I’ve had so many exes suggest that we try to be friends after we end our romantic relationship, even when it’s ended on bad terms. Do you think we ever end up staying friends? Do they ever try? Of course not! In my opinion, guys never actually want to be your friend after you break up. Here’s why:
They say it to ease their guilt, not your pain. I was cheated on once. My ex told me that he couldn’t see life without me in it, which only enraged me further. If that was true, why did he ruin our relationship for sex with someone else? Honestly, I think that he just wanted to hear me agree to being friends. Whether he meant it or not doesn’t matter. Looking back, I think he said we should try to be friends because it made him feel less guilty in some kind of screwed up way. No thanks.

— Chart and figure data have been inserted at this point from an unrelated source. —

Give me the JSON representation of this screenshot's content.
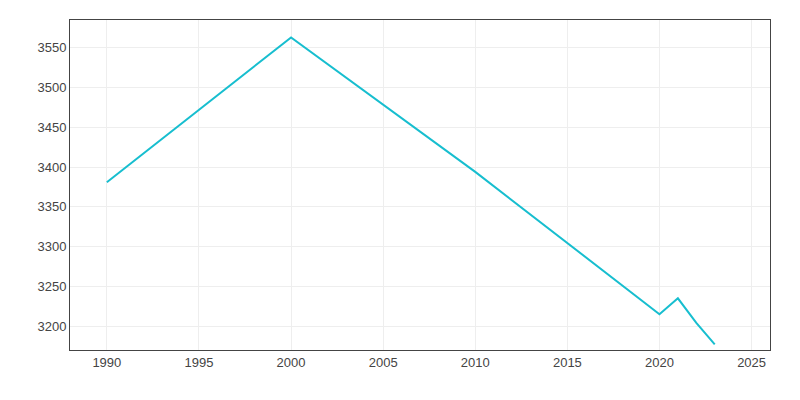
{
  "chart_data": {
    "type": "line",
    "x": [
      1990,
      2000,
      2010,
      2020,
      2021,
      2022,
      2023
    ],
    "values": [
      3381,
      3563,
      3394,
      3215,
      3235,
      3204,
      3177
    ],
    "color": "#17becf",
    "xlim": [
      1988,
      2026
    ],
    "ylim": [
      3170,
      3585
    ],
    "xticks": [
      1990,
      1995,
      2000,
      2005,
      2010,
      2015,
      2020,
      2025
    ],
    "yticks": [
      3200,
      3250,
      3300,
      3350,
      3400,
      3450,
      3500,
      3550
    ],
    "grid": true
  }
}
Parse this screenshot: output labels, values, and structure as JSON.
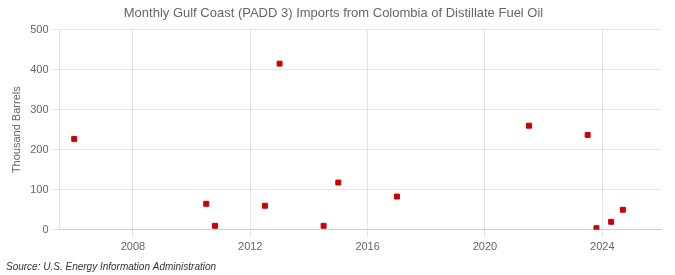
{
  "chart_data": {
    "type": "scatter",
    "title": "Monthly Gulf Coast (PADD 3) Imports from Colombia of Distillate Fuel Oil",
    "ylabel": "Thousand Barrels",
    "source": "Source: U.S. Energy Information Administration",
    "x": [
      2006.0,
      2010.5,
      2010.8,
      2012.5,
      2013.0,
      2014.5,
      2015.0,
      2017.0,
      2021.5,
      2023.5,
      2023.8,
      2024.3,
      2024.7
    ],
    "values": [
      227,
      65,
      10,
      60,
      415,
      10,
      118,
      83,
      260,
      237,
      4,
      20,
      50
    ],
    "color": "#cc0000",
    "marker": "square",
    "xlim": [
      2005.5,
      2026
    ],
    "xticks": [
      2008,
      2012,
      2016,
      2020,
      2024
    ],
    "ylim": [
      0,
      500
    ],
    "yticks": [
      0,
      100,
      200,
      300,
      400,
      500
    ],
    "grid": true
  }
}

They don’t want to see you move on. I have a hard time believing that guys actually feel good about seeing their exes move on. They certainly don’t want to know that you have a new boyfriend or a new hookup or that you’re happy without them. A real friend is supportive of their friends’ milestones, achievements, and relationships. I just don’t believe that there are guys out there chomping at the bit to like and comment on their exes’ Instagram pics with new dudes.
They don’t want to talk about how you’ve moved on. Similarly, they certainly don’t want to talk about how you’ve moved on. In addition to celebrating and supporting you, friends also listen to you talk about the happenings in your life. Your relationship with someone is usually a big happening and a big topic of discussion. I don’t know any exes who have willingly wanted to listen to me go on and on about my new boyfriend and our plans together.

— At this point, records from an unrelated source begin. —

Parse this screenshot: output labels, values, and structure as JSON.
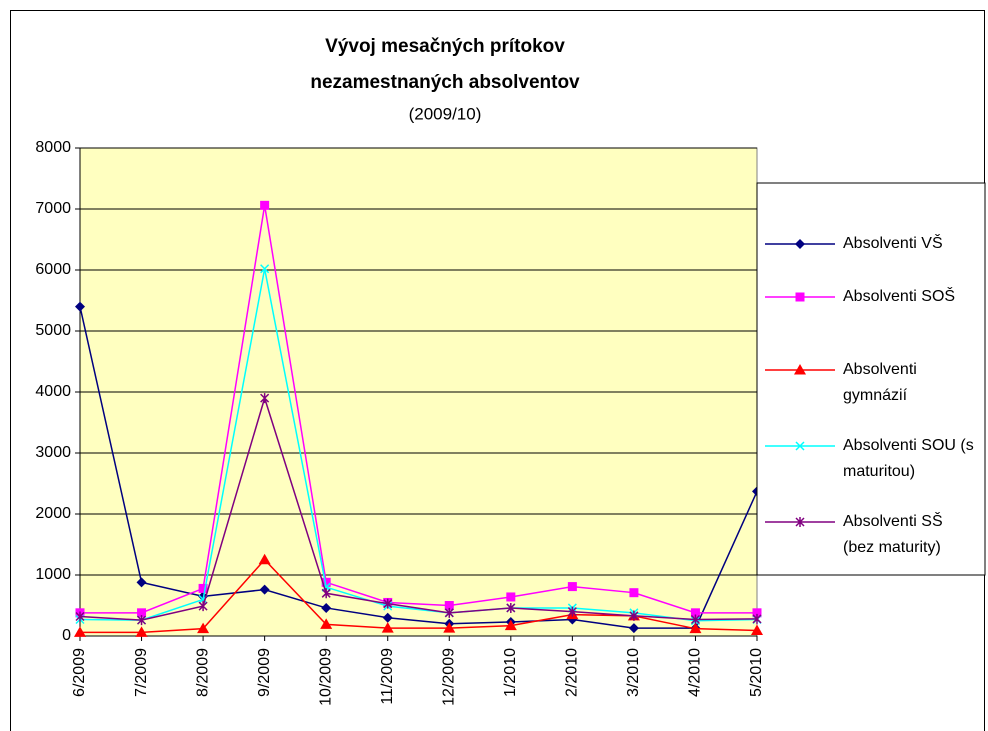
{
  "chart_data": {
    "type": "line",
    "title": [
      "Vývoj mesačných prítokov",
      "nezamestnaných absolventov"
    ],
    "subtitle": "(2009/10)",
    "categories": [
      "6/2009",
      "7/2009",
      "8/2009",
      "9/2009",
      "10/2009",
      "11/2009",
      "12/2009",
      "1/2010",
      "2/2010",
      "3/2010",
      "4/2010",
      "5/2010"
    ],
    "series": [
      {
        "name": "Absolventi VŠ",
        "color": "#000080",
        "marker": "diamond",
        "values": [
          5400,
          880,
          650,
          760,
          460,
          300,
          200,
          230,
          270,
          130,
          130,
          2370
        ]
      },
      {
        "name": "Absolventi SOŠ",
        "color": "#ff00ff",
        "marker": "square",
        "values": [
          380,
          380,
          780,
          7060,
          880,
          550,
          500,
          640,
          810,
          710,
          380,
          380
        ]
      },
      {
        "name": "Absolventi gymnázií",
        "color": "#ff0000",
        "marker": "triangle",
        "values": [
          60,
          60,
          120,
          1250,
          190,
          130,
          130,
          170,
          350,
          330,
          120,
          90
        ]
      },
      {
        "name": "Absolventi SOU (s maturitou)",
        "color": "#00ffff",
        "marker": "x",
        "values": [
          270,
          260,
          600,
          6020,
          800,
          490,
          380,
          460,
          460,
          380,
          250,
          270
        ]
      },
      {
        "name": "Absolventi SŠ (bez maturity)",
        "color": "#800080",
        "marker": "star",
        "values": [
          320,
          260,
          490,
          3900,
          700,
          530,
          380,
          460,
          400,
          330,
          270,
          280
        ]
      }
    ],
    "ylim": [
      0,
      8000
    ],
    "yticks": [
      0,
      1000,
      2000,
      3000,
      4000,
      5000,
      6000,
      7000,
      8000
    ],
    "grid": true,
    "legend": "right",
    "plot_background": "#ffffc0"
  }
}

They’re just nosy AF. Listen, guys are just as nosy as we are. He doesn’t want to be your friend, he just wants to check up on you. If you broke up with him, he might want to be your friend so he can see if there’s room for him to weasel his way back into your life. If he dumped you, well, he’s just selfish. If he was a good guy, he would just let you live your life and move on.
They can’t handle the fact that they failed at something. Especially if you were in a relationship for multiple years. The truth is, none of us ever feel good after we end a relationship. You go from spending a ton of your time with someone to not talking to them at all. It’s totally hard, but that’s life sometimes. Love is a huge risk and you might fail. I don’t know about you, but some of my exes couldn’t handle that our relationship failed. It seems to me that by suggesting that we try to be friends, they were just trying to make the failure less real.
They want to keep the door open. Some guys think that even if you’re broken up, you can be intimate. Declaring that you’re friends now even though you’re not officially together kinda does that and in my experience, it makes things super complicated. I feel like if I just shut my exes completely out of my life, the hooking up wouldn’t have ever happened and the are-we-together-or-are-we-just-hooking-up-post-relationship crap that kept me from moving on never would have happened either.
They want an acquaintance, not a friend. If you want to be with that person romantically and all they want is a friendship, the dynamic between you two will always be skewed. When he says “friends,” he probably just wants an acquaintance. Meanwhile, you want to maintain the bond you thought you two had. It’s not fair, it’s not right and it leads you on to thinking something is going to happen even though it never will.
Friends don’t treat each other the way he treated you. If you had a nasty breakup after your ex treated you really poorly as your boyfriend, are you confident that he’ll treat you better when he’s demoted to friend? If you wouldn’t want a boyfriend who treats you like crap, why would you want him as a friend? More importantly, if he could stand to treat you like crap as your boyfriend, why does he think he deserves to be in your life as your friend? He doesn’t.
It’s just something to say. When you’ve thrown in the towel on your relationship and you’re about to leave his place or he’s about to leave yours for the last time, what else is there to say in a heavy moment like that? Sometimes they say it to fill space, not because it’s true.
You can’t be something you weren’t in the first place. Many of us get into relationships with guys who we aren’t friends with first. In fact, I think that’s the case for a lot of women. Sure, it’s normal to grow to have a friendship with your significant other over time, but many people don’t have a foundation of friendship in the first place before the romance and sex. As a result, no matter how much you intend for something to be simple, it’s really difficult to do without any basis for it. It’s time to cut the cord.